In viewing the previews for this episode, titled Thin Lizzie, they mention the family home in Fall River, Massachusetts, not all that far from where I live. I thought the Bed & Breakfast mentioned was a joke – was there really a place? One Google search and there it was. And before anyone asks, no, I have no desire or intention of visiting, no matter how close it is.
Some things should be left, and this is one of them.
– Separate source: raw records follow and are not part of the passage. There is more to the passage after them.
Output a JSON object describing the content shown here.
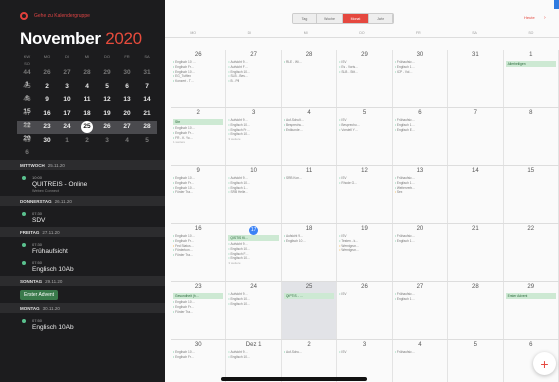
{
  "sidebar": {
    "top_label": "Gehe zu Kalendergruppe",
    "month": "November",
    "year": "2020",
    "weekday_heads": [
      "KW",
      "MO",
      "DI",
      "MI",
      "DO",
      "FR",
      "SA",
      "SO"
    ],
    "weeks": [
      [
        "44",
        "26",
        "27",
        "28",
        "29",
        "30",
        "31",
        "1"
      ],
      [
        "45",
        "2",
        "3",
        "4",
        "5",
        "6",
        "7",
        "8"
      ],
      [
        "46",
        "9",
        "10",
        "11",
        "12",
        "13",
        "14",
        "15"
      ],
      [
        "47",
        "16",
        "17",
        "18",
        "19",
        "20",
        "21",
        "22"
      ],
      [
        "48",
        "23",
        "24",
        "25",
        "26",
        "27",
        "28",
        "29"
      ],
      [
        "49",
        "30",
        "1",
        "2",
        "3",
        "4",
        "5",
        "6"
      ]
    ]
  },
  "agenda": [
    {
      "head": "MITTWOCH",
      "date": "25.11.20",
      "events": [
        {
          "time": "10:00",
          "name": "QUITREIS - Online",
          "sub": "Webex Connect"
        }
      ]
    },
    {
      "head": "DONNERSTAG",
      "date": "26.11.20",
      "events": [
        {
          "time": "07:30",
          "name": "SDV",
          "sub": ""
        }
      ]
    },
    {
      "head": "FREITAG",
      "date": "27.11.20",
      "events": [
        {
          "time": "07:30",
          "name": "Frühaufsicht",
          "sub": ""
        },
        {
          "time": "07:50",
          "name": "Englisch 10Ab",
          "sub": ""
        }
      ]
    },
    {
      "head": "SONNTAG",
      "date": "29.11.20",
      "allday": "Erster Advent",
      "events": []
    },
    {
      "head": "MONTAG",
      "date": "30.11.20",
      "events": [
        {
          "time": "07:50",
          "name": "Englisch 10Ab",
          "sub": ""
        }
      ]
    }
  ],
  "main": {
    "segments": [
      "Tag",
      "Woche",
      "Monat",
      "Jahr"
    ],
    "active_segment": "Monat",
    "today_label": "Heute",
    "today_arrow": "›",
    "weekdays": [
      "MO",
      "DI",
      "MI",
      "DO",
      "FR",
      "SA",
      "SO"
    ],
    "weeks": [
      {
        "days": [
          {
            "n": "26",
            "ev": [
              "Englisch 10 …",
              "Englisch Fr…",
              "Englisch 10…",
              "EG_Tutflex",
              "Konzert - T…"
            ]
          },
          {
            "n": "27",
            "ev": [
              "Aufsicht 9…",
              "Aufsicht F…",
              "Englisch 10…",
              "SLB - Bes…",
              "B - Pfl"
            ]
          },
          {
            "n": "28",
            "ev": [
              "RLE - Wi…"
            ]
          },
          {
            "n": "29",
            "ev": [
              "ISV",
              "Es - Voris…",
              "SLB - Stit…"
            ]
          },
          {
            "n": "30",
            "ev": [
              "Frühaufsic…",
              "Englisch 1…",
              "ICP - Vol…"
            ]
          },
          {
            "n": "31",
            "ev": []
          },
          {
            "n": "1",
            "ev": [],
            "bar": "Allerheiligen"
          }
        ]
      },
      {
        "days": [
          {
            "n": "2",
            "bar": "Sbr",
            "ev": [
              "Englisch 10…",
              "Englisch Fr…",
              "FR - K. Yo…",
              "1 weitere"
            ]
          },
          {
            "n": "3",
            "ev": [
              "Aufsicht 9…",
              "Englisch 10…",
              "Englisch Fr…",
              "Englisch 10…",
              "3 weitere"
            ]
          },
          {
            "n": "4",
            "ev": [
              "Auf-Schult…",
              "Besprechu…",
              "Erdkunde…"
            ]
          },
          {
            "n": "5",
            "ev": [
              "ISV",
              "Besprechu…",
              "Vorstell Y…"
            ]
          },
          {
            "n": "6",
            "ev": [
              "Frühaufsic…",
              "Englisch 1…",
              "Englisch E…"
            ]
          },
          {
            "n": "7",
            "ev": []
          },
          {
            "n": "8",
            "ev": []
          }
        ]
      },
      {
        "days": [
          {
            "n": "9",
            "ev": [
              "Englisch 10…",
              "Englisch Fr…",
              "Englisch 10…",
              "Förder Tra…"
            ]
          },
          {
            "n": "10",
            "ev": [
              "Aufsicht 9…",
              "Englisch 10…",
              "Englisch 1…",
              "SRB Helle…"
            ]
          },
          {
            "n": "11",
            "ev": [
              "SRB Kon…"
            ]
          },
          {
            "n": "12",
            "ev": [
              "ISV",
              "Rhode G…"
            ]
          },
          {
            "n": "13",
            "ev": [
              "Frühaufsic…",
              "Englisch 1…",
              "Weiterverb…",
              "Sex"
            ]
          },
          {
            "n": "14",
            "ev": []
          },
          {
            "n": "15",
            "ev": []
          }
        ]
      },
      {
        "days": [
          {
            "n": "16",
            "ev": [
              "Englisch 10…",
              "Englisch Fr…",
              "Fed Status…",
              "Förderkon…",
              "Förder Tra…"
            ]
          },
          {
            "n": "17",
            "today": true,
            "bar": "QISTIS Ki…",
            "ev": [
              "Aufsicht 9…",
              "Englisch 10…",
              "Englisch F…",
              "Englisch 10…",
              "3 weitere"
            ]
          },
          {
            "n": "18",
            "ev": [
              "Aufsicht 9…",
              "Englisch 10…"
            ]
          },
          {
            "n": "19",
            "ev": [
              "ISV",
              "Testen - k…",
              "Wernigrun…",
              "Wernigrun…"
            ]
          },
          {
            "n": "20",
            "ev": [
              "Frühaufsic…",
              "Englisch 1…"
            ]
          },
          {
            "n": "21",
            "ev": []
          },
          {
            "n": "22",
            "ev": []
          }
        ]
      },
      {
        "days": [
          {
            "n": "23",
            "bar": "Gesundheit (h…",
            "ev": [
              "Englisch 10…",
              "Englisch Fr…",
              "Förder Tra…"
            ]
          },
          {
            "n": "24",
            "ev": [
              "Aufsicht 9…",
              "Englisch 10…",
              "Englisch 10…"
            ]
          },
          {
            "n": "25",
            "dim": true,
            "bar": "QIPTIS - …",
            "ev": []
          },
          {
            "n": "26",
            "ev": [
              "ISV"
            ]
          },
          {
            "n": "27",
            "ev": [
              "Frühaufsic…",
              "Englisch 1…"
            ]
          },
          {
            "n": "28",
            "ev": []
          },
          {
            "n": "29",
            "ev": [],
            "bar": "Erster Advent"
          }
        ]
      },
      {
        "days": [
          {
            "n": "30",
            "ev": [
              "Englisch 10…",
              "Englisch Fr…"
            ]
          },
          {
            "n": "Dez 1",
            "ev": [
              "Aufsicht 9…",
              "Englisch 10…"
            ]
          },
          {
            "n": "2",
            "ev": [
              "Auf-Schu…"
            ]
          },
          {
            "n": "3",
            "ev": [
              "ISV"
            ]
          },
          {
            "n": "4",
            "ev": [
              "Frühaufsic…"
            ]
          },
          {
            "n": "5",
            "ev": []
          },
          {
            "n": "6",
            "ev": []
          }
        ]
      }
    ]
  },
  "fab": "+"
}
On the morning after the episode aired, the Washington Post had an article, Would you buy a murder house? I personally don’t know, and I hope I don’t find out. I certainly do believe that houses can have spiritual remnants of previous owners, not to mention other places where spirits dwell. I’ve had my own encounters, the most visceral being in Gettysburg, Pennsylvania, both on the battlefield and in the Jennie Wade House, one of the places that is always on my to see list. I had gone as a child, and again while on vacation with my husband, and then went again while on vacation with my three children. There is something compelling about Jennie’s house and her story that calls to me. I’ve been searching for the last week to find the photos that I’ve taken at the house, both in the 70s with my family and again in 2008, I believe with my children. I have a memory in a darkened stone masoned cellar that you had to climb down into from the outside. I’m not sure why that flashed through my head as I’m writing this.
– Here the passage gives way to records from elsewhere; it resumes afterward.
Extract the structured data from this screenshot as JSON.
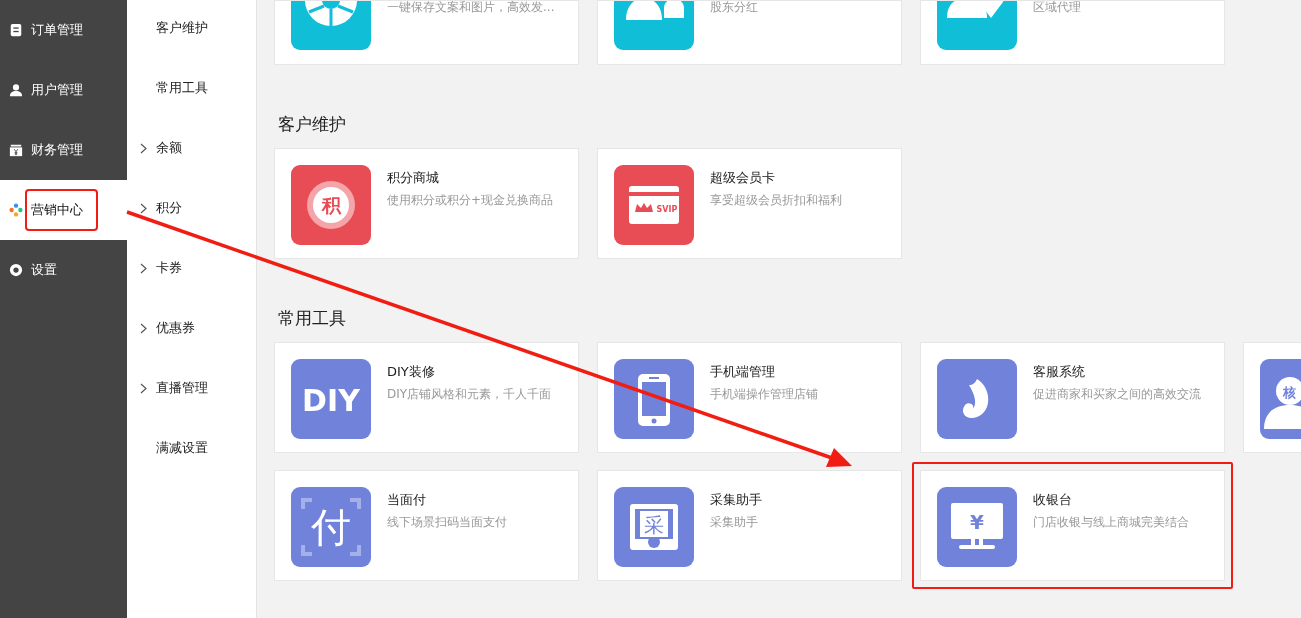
{
  "sidebar": {
    "items": [
      {
        "label": "订单管理",
        "kind": "document",
        "selected": false,
        "highlighted": false
      },
      {
        "label": "用户管理",
        "kind": "person",
        "selected": false,
        "highlighted": false
      },
      {
        "label": "财务管理",
        "kind": "wallet",
        "selected": false,
        "highlighted": false
      },
      {
        "label": "营销中心",
        "kind": "flower",
        "selected": true,
        "highlighted": true
      },
      {
        "label": "设置",
        "kind": "ring",
        "selected": false,
        "highlighted": false
      }
    ]
  },
  "submenu": {
    "items": [
      {
        "label": "客户维护",
        "expandable": false
      },
      {
        "label": "常用工具",
        "expandable": false
      },
      {
        "label": "余额",
        "expandable": true
      },
      {
        "label": "积分",
        "expandable": true
      },
      {
        "label": "卡券",
        "expandable": true
      },
      {
        "label": "优惠券",
        "expandable": true
      },
      {
        "label": "直播管理",
        "expandable": true
      },
      {
        "label": "满减设置",
        "expandable": false
      }
    ]
  },
  "top_cards": [
    {
      "description": "一键保存文案和图片，高效发...",
      "kind": "camera",
      "color": "#10bed8"
    },
    {
      "description": "股东分红",
      "kind": "shareholder",
      "color": "#10bed8"
    },
    {
      "description": "区域代理",
      "kind": "agent",
      "color": "#10bed8"
    }
  ],
  "sections": [
    {
      "heading": "客户维护",
      "cards": [
        {
          "title": "积分商城",
          "description": "使用积分或积分+现金兑换商品",
          "kind": "points",
          "icon_text": "积",
          "color": "#e84c55",
          "highlighted": false
        },
        {
          "title": "超级会员卡",
          "description": "享受超级会员折扣和福利",
          "kind": "card",
          "icon_text": "SVIP",
          "color": "#e84c55",
          "highlighted": false
        }
      ]
    },
    {
      "heading": "常用工具",
      "cards": [
        {
          "title": "DIY装修",
          "description": "DIY店铺风格和元素，千人千面",
          "kind": "text",
          "icon_text": "DIY",
          "color": "#7082d9",
          "highlighted": false
        },
        {
          "title": "手机端管理",
          "description": "手机端操作管理店铺",
          "kind": "phone",
          "color": "#7082d9",
          "highlighted": false
        },
        {
          "title": "客服系统",
          "description": "促进商家和买家之间的高效交流",
          "kind": "swirl",
          "color": "#7082d9",
          "highlighted": false
        },
        {
          "kind": "verify",
          "icon_text": "核",
          "color": "#7082d9",
          "highlighted": false
        },
        {
          "title": "当面付",
          "description": "线下场景扫码当面支付",
          "kind": "scan",
          "icon_text": "付",
          "color": "#7082d9",
          "highlighted": false
        },
        {
          "title": "采集助手",
          "description": "采集助手",
          "kind": "collect",
          "icon_text": "采",
          "color": "#7082d9",
          "highlighted": false
        },
        {
          "title": "收银台",
          "description": "门店收银与线上商城完美结合",
          "kind": "monitor",
          "icon_text": "¥",
          "color": "#7082d9",
          "highlighted": true
        }
      ]
    }
  ],
  "annotations": [
    {
      "kind": "arrow"
    }
  ]
}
The Jennie Wade House is located on a major road in Gettysburg; one that is extremely busy with traffic. It is in a tourist area, and directly across from a Rita’s Italian Ices Shop. My kids sat on the benches eating ices, and I watched the house, seemingly waiting for something to happen. Her death created the name of the landmark, although it is not actually Jennie’s house; it is her sister’s. Her sister had just had a baby, and Jennie and their mother came to help her. Jennie was baking bread, kneading the dough in the kitchen that adjoined the street. A stray bullet came through the front door, lodging in Jennie’s back, severing her spine and killing her.
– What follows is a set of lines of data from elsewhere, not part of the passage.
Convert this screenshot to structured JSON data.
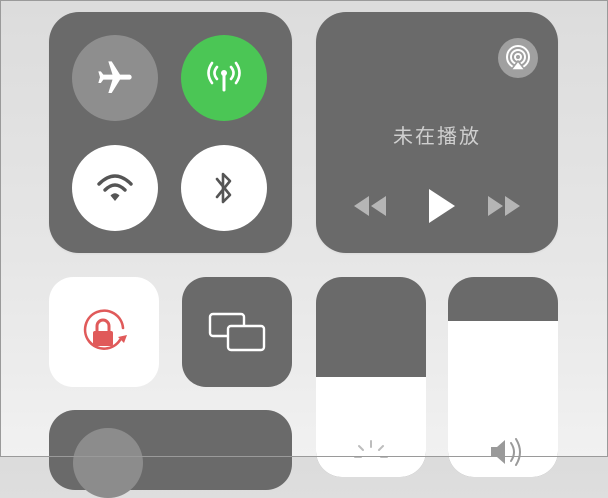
{
  "connectivity": {
    "airplane": {
      "icon": "airplane-icon",
      "state": "off"
    },
    "cellular": {
      "icon": "cellular-antenna-icon",
      "state": "on",
      "color": "#4bc655"
    },
    "wifi": {
      "icon": "wifi-icon",
      "state": "on"
    },
    "bluetooth": {
      "icon": "bluetooth-icon",
      "state": "on"
    }
  },
  "media": {
    "now_playing": "未在播放",
    "airplay_icon": "airplay-icon",
    "controls": [
      "rewind-icon",
      "play-icon",
      "fast-forward-icon"
    ]
  },
  "tiles": {
    "orientation_lock": {
      "icon": "orientation-lock-icon",
      "state": "on",
      "color": "#e05a5a"
    },
    "screen_mirroring": {
      "icon": "screen-mirroring-icon",
      "state": "off"
    }
  },
  "sliders": {
    "brightness": {
      "icon": "sun-icon",
      "level": 0.5
    },
    "volume": {
      "icon": "speaker-icon",
      "level": 0.78
    }
  },
  "colors": {
    "module_bg": "#6a6a6a",
    "accent_green": "#4bc655",
    "lock_red": "#e05a5a"
  }
}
She is the only civilian casualty in the city during the Battle of Gettysburg.
Ever since I was a little girl, I have always felt a presence in this house. Despite the obvious, poor special effects in the kitchen that give the soldier mannequin his face as he narrates the story of that fateful day, there is still something powerful in the “talking walls”. His projected face scared me beyond belief as an adolescent, and I still had that creepy vibe when I went there as an adult. I know much of the sounds and creaks were theatrics, but you couldn’t help but feel something in this house and that some of those “theatrics” weren’t all faked.
In the preview and then last week’s episode, Supernatural showed some artifacts from the house. I don’t know if they were really artifacts of the Borden murders or props made to look like the actual items, but the photo of Lizzie reminded me both of Jennie Wade and Laura Ingalls; possibly because of the camera techniques of the 19th century, the black and white, head and shoulders, the pose, the lace collars and pinned hair. It led me down a rabbit hole of googling and reading various accounts from both times of both of their lives, Lizzie and Jennie. They couldn’t have been more different, and I wondered at what point childhood me decided to devote so much of my time to Jennie rather than the nursery rhyme. Maybe I couldn’t wrap my head around the idea of killing my parents. For a variety of reasons, I would never, but still why was I compelled to ignore her? I almost skipped the episode because the subject matter bothered me. I still wonder why I was never interested in Lizzie’s story – did I think she was guilty? I don’t know. I was much more compelled to the story of poor Jennie, baking bread for the soldiers. Her fiance was killed hours before she was. Neither of them knew the fate of the other.
I do love a good mystery, but I think I might need to not only have compelling characters, but also ones that are easier to feel compassion for, to put myself in their shoes, and I suppose, no, as I’ve said, I know that I could much more easily do that with Jennie Wade.